Simply Typed Lambda Calculus (STLC) is a foundational model in programming language theory, known for its simplicity and strong typing discipline. However, its rigid typing rules can restrict practical software development. To address this limitation, we introduce subtyping into STLC, allowing for more flexible type assignments following Liskov’s Substitution Principle. We implemented an algorithmically driven type system supporting subtyping, and then expanded it with joins and meets, based on Types and Programming Languages by Pierce [13]. Our implementation addresses the complexity introduced by subtyping in both theoretical and practical aspects, particularly highlighting challenges in algorithmic type checking. This paper discusses our implementation details, encountered challenges, and the historical and practical significance of subtyping.
Simply Typed Lambda Calculus (STLC) offers a ro- bust theoretical framework for reasoning about functional languages. Despite its elegance, STLC is limited by its strict type matching requirement: it is required that every function argument exactly matches the declared parameter type. For example, a function that takes as input a record with less fields (e.g. { x : Bool }) cannot directly accept records with additional fields (e.g. { x : Bool , y : Bool }) even if intuitively, it is perfectly safe to do so. Subtyping addresses this rigidity. It is the formalization of the idea that something more specific is suitable where something more general is needed.
The idea behind subtyping traces its roots back to the early history of programming languages. In the late 1960s, the development of Simula 67 [1], often regarded as the first object-oriented language, introduced the idea of class-based inheritance. Although Simula 67 did not formally distinguish subtyping from inheritance, it laid out an important concept: subclass instances could be used wherever superclass instances were expected. The formal notion of subtyping emerged explicitly in the 1980s. Barbara Liskov and Jeannette Wing, in their work on data abstraction and safe substitution [2], [3], articulated what is now called the Liskov Substitution Principle or Safe Substitution Principle: a guideline for when it is safe to substitute instances of one type for another. This was formally stated in their 1994 paper as follows:
”Subtype Requirement:
Let ϕ(x) be a property provable about objects x of type T. Then ϕ(y) should be true for objects y of type S where S is a subtype of T [3].”
At around the same time, researchers such as Luca Cardelli and Peter Wegner initiated the study of type systems with explicit subtyping relations [4]. Cardelli’s 1984 development of the Amber language marked an important milestone, systematically introducing subtype polymorphism into type theory [5].
During the 1980s and 1990s, as object-oriented programming gained widespread popularity, subtyping became less of an academic notion and more of a fundamental language feature. Languages like C++ [6], Eiffel [9] and later Java [7] integrated subtyping through class hierarchies and interfaces. In Java, for instance, a class B that extends a class A is treated as a subtype, enabling instances of B to be used wherever instances of A are expected [7]. Eiffel in particular emphasizes adherence to Liskov’s principle by integrating subtyping with a strong contract-based system [8], [12].
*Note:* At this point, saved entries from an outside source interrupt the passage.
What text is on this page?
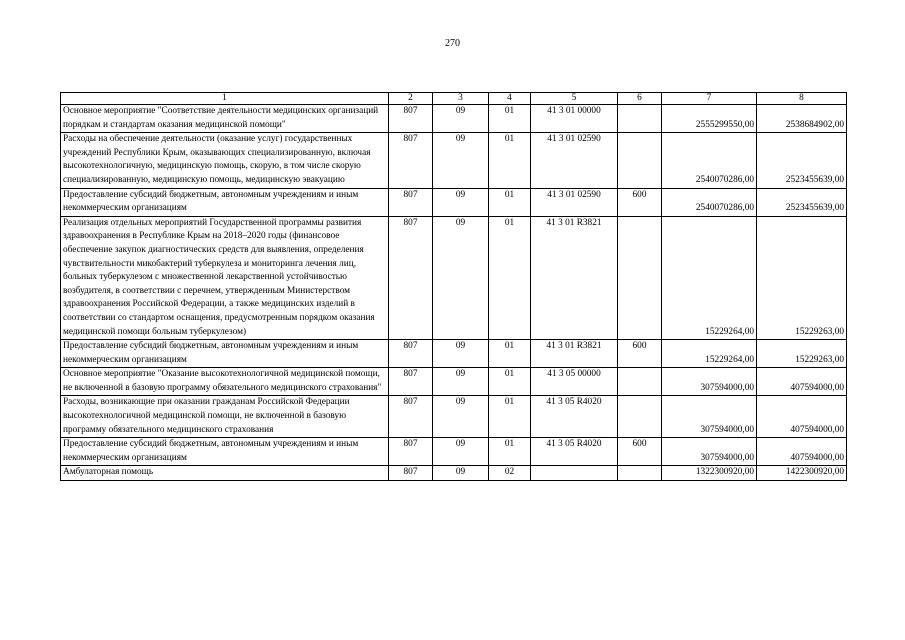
270
1	2	3	4	5	6	7	8
Основное мероприятие "Соответствие деятельности медицинских организаций порядкам и стандартам оказания медицинской помощи"	807	09	01	41 3 01 00000		2555299550,00	2538684902,00
Расходы на обеспечение деятельности (оказание услуг) государственных учреждений Республики Крым, оказывающих специализированную, включая высокотехнологичную, медицинскую помощь, скорую, в том числе скорую специализированную, медицинскую помощь, медицинскую эвакуацию	807	09	01	41 3 01 02590		2540070286,00	2523455639,00
Предоставление субсидий бюджетным, автономным учреждениям и иным некоммерческим организациям	807	09	01	41 3 01 02590	600	2540070286,00	2523455639,00
Реализация отдельных мероприятий Государственной программы развития здравоохранения в Республике Крым на 2018–2020 годы (финансовое обеспечение закупок диагностических средств для выявления, определения чувствительности микобактерий туберкулеза и мониторинга лечения лиц, больных туберкулезом с множественной лекарственной устойчивостью возбудителя, в соответствии с перечнем, утвержденным Министерством здравоохранения Российской Федерации, а также медицинских изделий в соответствии со стандартом оснащения, предусмотренным порядком оказания медицинской помощи больным туберкулезом)	807	09	01	41 3 01 R3821		15229264,00	15229263,00
Предоставление субсидий бюджетным, автономным учреждениям и иным некоммерческим организациям	807	09	01	41 3 01 R3821	600	15229264,00	15229263,00
Основное мероприятие "Оказание высокотехнологичной медицинской помощи, не включенной в базовую программу обязательного медицинского страхования"	807	09	01	41 3 05 00000		307594000,00	407594000,00
Расходы, возникающие при оказании гражданам Российской Федерации высокотехнологичной медицинской помощи, не включенной в базовую программу обязательного медицинского страхования	807	09	01	41 3 05 R4020		307594000,00	407594000,00
Предоставление субсидий бюджетным, автономным учреждениям и иным некоммерческим организациям	807	09	01	41 3 05 R4020	600	307594000,00	407594000,00
Амбулаторная помощь	807	09	02			1322300920,00	1422300920,00
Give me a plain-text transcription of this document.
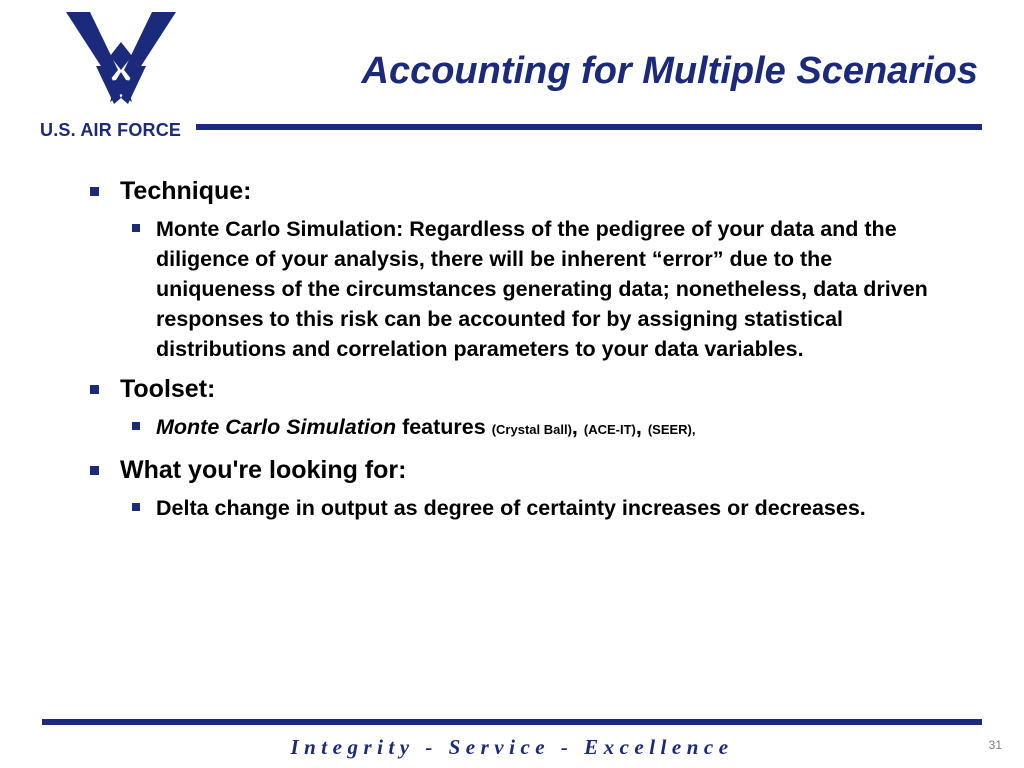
U.S. AIR FORCE
Accounting for Multiple Scenarios
Technique:
Monte Carlo Simulation: Regardless of the pedigree of your data and the diligence of your analysis, there will be inherent “error” due to the uniqueness of the circumstances generating data; nonetheless, data driven responses to this risk can be accounted for by assigning statistical distributions and correlation parameters to your data variables.
Toolset:
Monte Carlo Simulation features (Crystal Ball), (ACE-IT), (SEER),
What you're looking for:
Delta change in output as degree of certainty increases or decreases.
Integrity - Service - Excellence	31
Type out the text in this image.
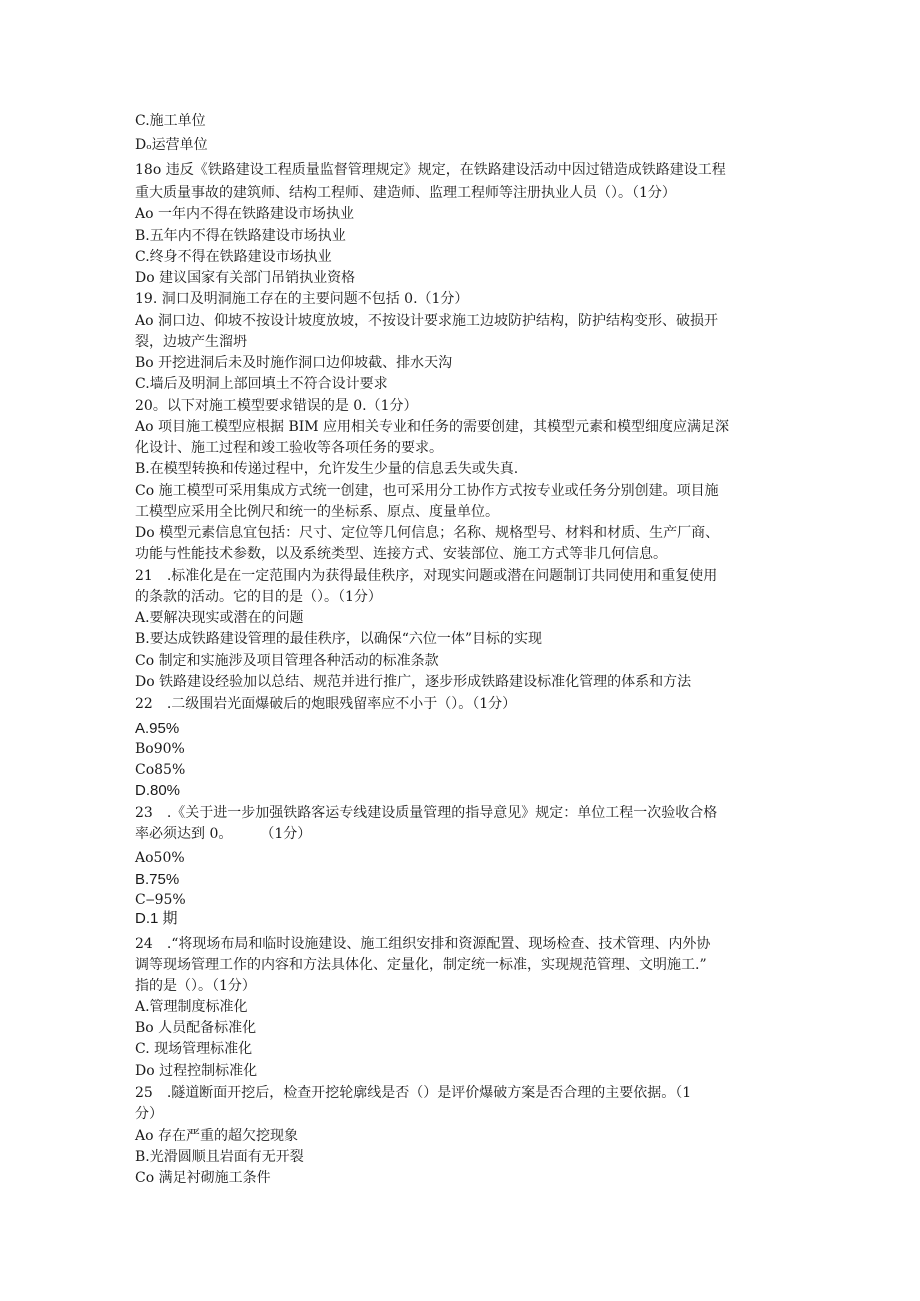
C.施工单位
Dₒ运营单位
18o 违反《铁路建设工程质量监督管理规定》规定，在铁路建设活动中因过错造成铁路建设工程
重大质量事故的建筑师、结构工程师、建造师、监理工程师等注册执业人员（）。（1分）
Ao 一年内不得在铁路建设市场执业
B.五年内不得在铁路建设市场执业
C.终身不得在铁路建设市场执业
Do 建议国家有关部门吊销执业资格
19. 洞口及明洞施工存在的主要问题不包括 0.（1分）
Ao 洞口边、仰坡不按设计坡度放坡，不按设计要求施工边坡防护结构，防护结构变形、破损开
裂，边坡产生溜坍
Bo 开挖进洞后未及时施作洞口边仰坡截、排水天沟
C.墙后及明洞上部回填土不符合设计要求
20。以下对施工模型要求错误的是 0.（1分）
Ao 项目施工模型应根据 BIM 应用相关专业和任务的需要创建，其模型元素和模型细度应满足深
化设计、施工过程和竣工验收等各项任务的要求。
B.在模型转换和传递过程中，允许发生少量的信息丢失或失真.
Co 施工模型可采用集成方式统一创建，也可采用分工协作方式按专业或任务分别创建。项目施
工模型应采用全比例尺和统一的坐标系、原点、度量单位。
Do 模型元素信息宜包括：尺寸、定位等几何信息；名称、规格型号、材料和材质、生产厂商、
功能与性能技术参数，以及系统类型、连接方式、安装部位、施工方式等非几何信息。
21　.标准化是在一定范围内为获得最佳秩序，对现实问题或潜在问题制订共同使用和重复使用
的条款的活动。它的目的是（）。（1分）
A.要解决现实或潜在的问题
B.要达成铁路建设管理的最佳秩序，以确保“六位一体”目标的实现
Co 制定和实施涉及项目管理各种活动的标准条款
Do 铁路建设经验加以总结、规范并进行推广，逐步形成铁路建设标准化管理的体系和方法
22　.二级围岩光面爆破后的炮眼残留率应不小于（）。（1分）
A.95%
Bo90%
Co85%
D.80%
23　.《关于进一步加强铁路客运专线建设质量管理的指导意见》规定：单位工程一次验收合格
率必须达到 0。　　　（1分）
Ao50%
B.75%
C‒95%
D.1 期
24　.“将现场布局和临时设施建设、施工组织安排和资源配置、现场检查、技术管理、内外协
调等现场管理工作的内容和方法具体化、定量化，制定统一标准，实现规范管理、文明施工.”
指的是（）。（1分）
A.管理制度标准化
Bo 人员配备标准化
C. 现场管理标准化
Do 过程控制标准化
25　.隧道断面开挖后，检查开挖轮廓线是否（）是评价爆破方案是否合理的主要依据。（1
分）
Ao 存在严重的超欠挖现象
B.光滑圆顺且岩面有无开裂
Co 满足衬砌施工条件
Beyond nominal inheritance, languages like OCaml and TypeScript explore structural subtyping: where a value’s type is determined by its structure rather than its nominal declaration, bringing even greater flexibility and enabling polymorphism based purely on shape [10], [11]. Today, subtyping remains a cornerstone of programming-language design in most mainstream languages.
This paper outlines our implementation strategy, describing the algorithmic approach to subtyping and detailing the implementation of key concepts, including function types, product types, record types, conditionals, and type operations such as joins and meets. Our algorithmic approach is adapted from its presentation in Types and Programming Languages by Pierce [13].